RocketDNA Launches Skylink Platform to Scale Autonomous Drone Operations


RocketDNA has taken a step toward transforming its drone services into a scalable technology platform, unveiling its proprietary Skylink operating system and deploying it with a Tier-1 mining customer.

The ASX-listed drone data specialist says Skylink acts as a centralised operating system for managing autonomous drone missions across enterprise sites. The platform has entered an initial testing phase with an existing global mining client, providing a live environment to refine the software before broader commercial rollout.

The move signals RocketDNA’s push beyond simply supplying drone services toward building a software ecosystem that can orchestrate fleets of autonomous drones across large industrial operations.

According to managing director and CEO Christopher Clark, the system represents a major evolution in how mining companies and other industrial customers can deploy aerial data services.

“We’ve effectively built an operating system that unlocks the power of on-demand drone data, combined with operational transparency and centralised management, giving our customers the confidence to deploy our autonomous systems at scale,” Clark said.

Turning drones into a managed digital workflow

At its core, Skylink functions as a mission management platform that allows enterprise users to request and coordinate drone operations from anywhere.

Customers can draw mission areas directly within the system, set priority levels and receive real-time status updates as flights are executed. The platform also allows missions to be scheduled in advance or triggered automatically at regular intervals, enabling consistent data collection across large industrial sites.

This capability is particularly relevant for mining operations, where aerial inspections, surveying and monitoring tasks are routine but traditionally labour intensive.

By digitising the workflow, RocketDNA aims to shift drone usage from occasional manual deployments toward continuous automated data collection.

The system also integrates with RocketDNA’s existing SiteTube product, creating a full pipeline from mission request through to data delivery and visualisation.

For customers, the attraction is the ability to request and receive drone-derived data on demand without managing the underlying hardware or flight operations.

Enabling automation and third-party integration

A key feature of Skylink is its potential to become the central command layer for increasingly automated drone fleets.

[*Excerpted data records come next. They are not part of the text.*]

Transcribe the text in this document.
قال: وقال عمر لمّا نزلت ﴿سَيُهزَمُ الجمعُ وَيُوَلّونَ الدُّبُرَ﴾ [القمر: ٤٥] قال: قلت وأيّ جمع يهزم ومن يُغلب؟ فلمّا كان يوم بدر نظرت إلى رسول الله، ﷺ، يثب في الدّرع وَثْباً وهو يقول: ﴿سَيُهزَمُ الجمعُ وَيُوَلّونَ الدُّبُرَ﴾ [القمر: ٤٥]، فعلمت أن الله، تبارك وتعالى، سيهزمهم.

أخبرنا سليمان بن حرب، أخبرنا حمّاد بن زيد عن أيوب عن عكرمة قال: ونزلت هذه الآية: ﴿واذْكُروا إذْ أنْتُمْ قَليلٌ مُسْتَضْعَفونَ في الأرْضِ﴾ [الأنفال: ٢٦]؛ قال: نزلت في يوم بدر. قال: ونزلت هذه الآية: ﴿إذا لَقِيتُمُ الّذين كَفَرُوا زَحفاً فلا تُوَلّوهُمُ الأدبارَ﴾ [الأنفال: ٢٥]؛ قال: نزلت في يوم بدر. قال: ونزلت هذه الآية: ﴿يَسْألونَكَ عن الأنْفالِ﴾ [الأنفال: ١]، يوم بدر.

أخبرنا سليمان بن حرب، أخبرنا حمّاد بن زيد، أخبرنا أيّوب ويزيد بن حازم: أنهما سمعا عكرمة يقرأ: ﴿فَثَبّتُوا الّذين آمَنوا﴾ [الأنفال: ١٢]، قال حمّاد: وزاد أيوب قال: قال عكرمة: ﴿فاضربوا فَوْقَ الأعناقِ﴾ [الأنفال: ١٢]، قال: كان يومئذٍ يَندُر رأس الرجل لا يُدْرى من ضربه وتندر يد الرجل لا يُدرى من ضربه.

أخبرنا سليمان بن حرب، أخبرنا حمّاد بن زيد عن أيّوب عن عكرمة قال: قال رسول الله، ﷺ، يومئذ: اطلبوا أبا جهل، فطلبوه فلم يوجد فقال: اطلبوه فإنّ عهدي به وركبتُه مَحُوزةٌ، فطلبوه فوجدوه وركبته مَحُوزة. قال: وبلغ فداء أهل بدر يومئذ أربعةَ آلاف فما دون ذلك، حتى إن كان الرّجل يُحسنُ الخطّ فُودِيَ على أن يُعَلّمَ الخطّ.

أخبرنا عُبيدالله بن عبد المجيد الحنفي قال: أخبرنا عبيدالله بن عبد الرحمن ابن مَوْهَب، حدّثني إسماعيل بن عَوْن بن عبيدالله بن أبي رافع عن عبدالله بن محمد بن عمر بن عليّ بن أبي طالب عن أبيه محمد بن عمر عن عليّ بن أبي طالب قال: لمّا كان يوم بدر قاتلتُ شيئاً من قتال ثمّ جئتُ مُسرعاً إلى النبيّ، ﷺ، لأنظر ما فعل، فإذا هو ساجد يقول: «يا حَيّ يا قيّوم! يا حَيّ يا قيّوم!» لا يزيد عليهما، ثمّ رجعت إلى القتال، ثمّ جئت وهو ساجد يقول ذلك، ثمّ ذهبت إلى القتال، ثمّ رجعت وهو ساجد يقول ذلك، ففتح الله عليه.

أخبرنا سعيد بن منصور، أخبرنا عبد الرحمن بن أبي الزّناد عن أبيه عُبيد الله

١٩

The platform is designed to support machine-to-machine triggering of missions, meaning software systems could automatically request drone flights when specific conditions occur. This could include asset monitoring alerts, safety inspections or operational checks triggered by other industrial systems.

The architecture also allows third-party original equipment manufacturers and software providers to integrate their applications with Skylink, enabling custom analytics or geospatial tools to automatically dispatch drone missions.

Clark said this capability could unlock new productivity and safety benefits for large industrial users.

“It creates an opportunity for third-party OEMs and other software providers to integrate and trigger autonomous drone missions from anywhere in the world, unlocking custom AI and geospatial applications that provide cost savings, improved productivity and increased safety.”

For RocketDNA, this approach opens the possibility of evolving from a services business toward a software-enabled ecosystem.

Early deployment with Tier-1 mining customer

The first live deployment is taking place with an existing Tier-1 mining customer, providing a real-world environment to test the system while handling actual operational workloads.

RocketDNA says the rollout should improve deployment speed, operational efficiency and consistency across multi-site drone operations.

Engagement with large mining clients is expected to help refine the platform before a broader commercial rollout. Feedback from early users will inform future product iterations and feature upgrades.

The company plans to evolve Skylink through staged releases, adding deeper automation capabilities, improved analytics tools and enhanced interoperability with other systems.

Over time, the platform is expected to support higher levels of automation, including “one-to-many” operations where a single operator can manage multiple drone systems simultaneously across different sites.

Strategic implications for RocketDNA

RocketDNA already provides drone-based surveying, mapping, surveillance and inspection services to enterprise customers in mining, agriculture and engineering sectors across Australia and Africa. Its client roster includes major miners such as Rio Tinto, BHP and South32.

Historically, much of the company’s revenue has been tied to service contracts for drone operations.

The development of Skylink hints at a longer-term strategy to add a higher-margin software layer on top of those services.

If successful, the platform could enable RocketDNA to manage larger fleets of autonomous drones while reducing operational complexity. It may also create opportunities for licensing software capabilities or integrating with external technology partners.

For investors, the key question will be how quickly Skylink transitions from pilot deployments to broader commercial adoption.

The company has indicated that it will provide updates as the deployment progresses, particularly if material commercial developments emerge.

For now, the launch represents a technology milestone rather than a revenue event. But in the race to automate industrial data collection, RocketDNA appears determined to build the operating system that sits at the centre of the drone ecosystem.